Сразу после поездки в Аромашево я сделала запрос в архив ФСБ, и вот долгожданный звонок: дело отца Михаила Красноцветова нашли. Он арестовывался дважды: в 1931 году, тогда его приговорили к пяти годам концлагеря, и в зловещем 1937-м. Но ознакомиться я смогла лишь с материалами следствия за 1931 год – по закону дела репрессированных рассекречивают и выдают для ознакомления только через 75 лет…


До этого мне никогда не приходилось знакомиться с делами репрессированных, хотя у нас в роду они тоже были. На столе лежит тоненькая папка – серый картон, листы исписаны перьевой ручкой. Следователь – тот еще грамотей из рабоче-крестьянского набора, тут и там «очепятки». Множество несовпадений бросится в глаза уже при внимательном чтении, на третий, пятый раз.
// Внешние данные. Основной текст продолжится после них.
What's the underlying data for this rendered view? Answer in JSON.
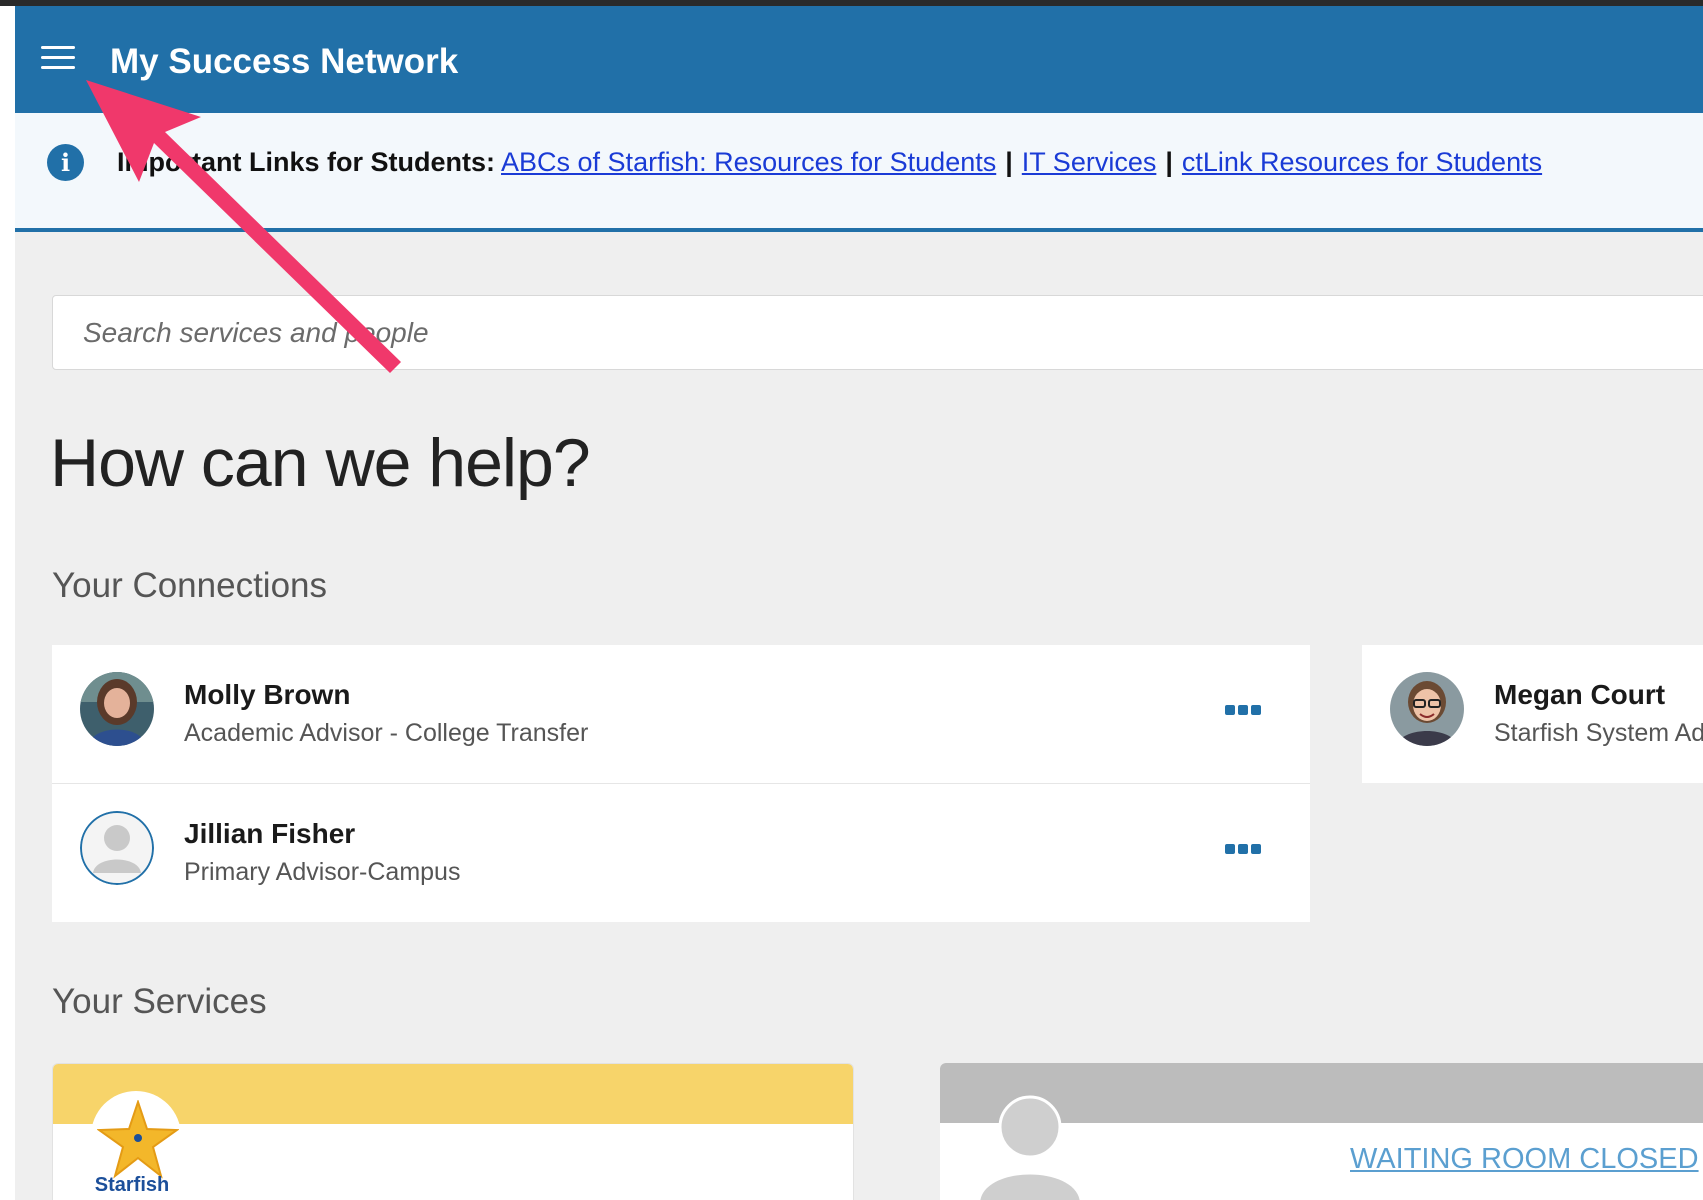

В комнате ФСБ же, когда открываю дело, дрожат руки, по коже мурашки, в горле комок.


Три креста


Органы зорко следили за аромашевским батюшкой. В 1930 году, 2 марта, он говорил некоему колхознику, 53-летнему середняку (фамилия по этическим соображениям в деле вымарана): «Ты не ходи в колхоз, а то вот будет восстание и всех колхозников перебьют. Крестьяне все против советской власти, потому что она превратила их в рабов, ездит на ихней шее, они бесправные. Вот рабочие имеют свои права, а крестьяне не имеют. Им даже своего союза не дают организовать, потому что советская власть крестьянского союза боится, старается задавить всякие попытки крестьян организоваться». В 1931 году, 7 января, в церкви, где присутствовало около ста верующих (среди них был и стукач), батюшка читал проповедь и говорил: «Мы живем в последние времена. На земле царствует Антихрист, которому не надо подчиняться, а жить надо так, как учит Евангелие. Не входить в колхозы, ибо это сатанинское сборище. Безбожники хотят отобрать последнее утешение – наш храм. Нужно дружно и организованно держаться за наш молитвенный дом, а то его закроют».
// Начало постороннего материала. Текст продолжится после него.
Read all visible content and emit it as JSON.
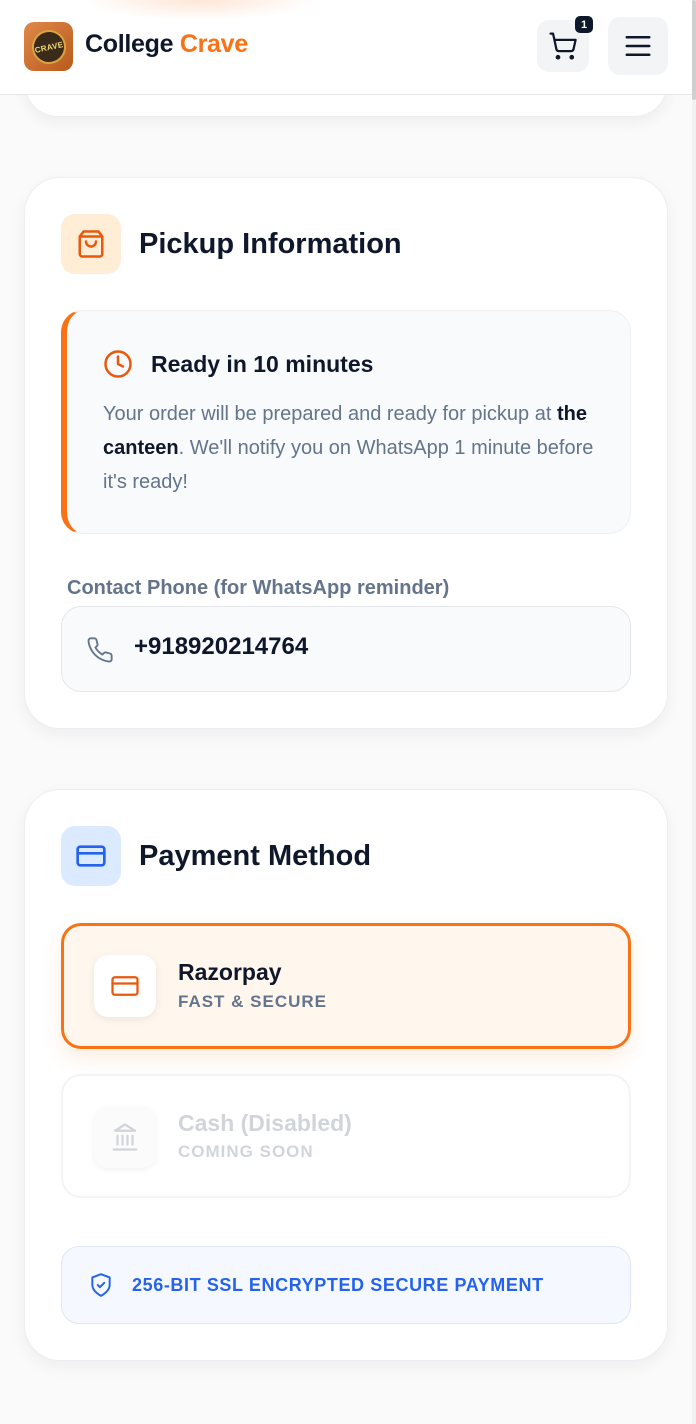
{
  "header": {
    "brand_part1": "College",
    "brand_part2": "Crave",
    "logo_text": "CRAVE",
    "cart_count": "1",
    "cart_icon": "shopping-cart-icon",
    "menu_icon": "hamburger-menu-icon"
  },
  "pickup": {
    "title": "Pickup Information",
    "icon": "shopping-bag-icon",
    "ready_title": "Ready in 10 minutes",
    "ready_text_1": "Your order will be prepared and ready for pickup at ",
    "ready_text_bold": "the canteen",
    "ready_text_2": ". We'll notify you on WhatsApp 1 minute before it's ready!",
    "phone_label": "Contact Phone (for WhatsApp reminder)",
    "phone_value": "+918920214764"
  },
  "payment": {
    "title": "Payment Method",
    "icon": "credit-card-icon",
    "options": [
      {
        "name": "Razorpay",
        "sub": "FAST & SECURE",
        "selected": true,
        "icon": "credit-card-icon"
      },
      {
        "name": "Cash (Disabled)",
        "sub": "COMING SOON",
        "selected": false,
        "icon": "bank-icon"
      }
    ],
    "ssl_text": "256-BIT SSL ENCRYPTED SECURE PAYMENT"
  },
  "colors": {
    "accent": "#f97316",
    "text_dark": "#0f172a",
    "text_muted": "#64748b",
    "secure_blue": "#2563eb"
  }
}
Но не все односельчане «стучали» на батюшку, сохранился допрос неграмотной 36-летней женщины, которая на все вопросы следователя мужественно отвечала: «Я неграмотная, потому сказать мне против батюшки нечего». А вместо подписи поставила три креста. Есть в деле показания еще одного аромашевца, которому отец Михаил сказал в 1929 году: «Меня вызывали в ГПУ и предлагали работать вместе с ними, чтобы я доносил им. Я отказался».


Допрос первый: 26 марта


Как и положено, на первом допросе следователь записал анкетные данные обвиняемого.


«Место рождения: г. Калуга; семейное положение: женат, семья состоит из четырех человек; происхождение: сын священника; пользуется ли избирательным правом: лишен с 1921 года, как священник; образование: среднее, юридическое; партийность: б/п; адрес квартиры: д. Чигарево Аромашевского района. Приметы: 46 лет; рост: выше среднего; цвет волос: русый; брови срыжа; борода срыжа с проседью, окладистая; волосы длинные, блондин. Требуется усиленный режим.


Показания по существу дела:


Я родился в семье священника в городе Калуге. В 1909 году, не окончив университет, вышел и поступил на службу сельским учителем в село (неразборчиво. – Прим. авт.) Меленковского уезда Владимирской губернии, где проживал и служил в данной должности по 1911 год. С 1911 по 1917 год служил участковым земским страховым агентом. В 1917 году при правительстве Керенского избран мировым судьей, после Октябрьской революции оставлен народным судьей в городах Меленки и Гусь-Хрустальном до 1920 года. В 1920 году я прибыл в Сибирь, в село Кротово бывшего Ишимского округа, где поступил на должность пожарного страхового инструктора. Причины приезда на место жительства в Сибирь: в России был голод и я пользовался слухами, что в Сибири по части продовольствия дело обстояло лучше.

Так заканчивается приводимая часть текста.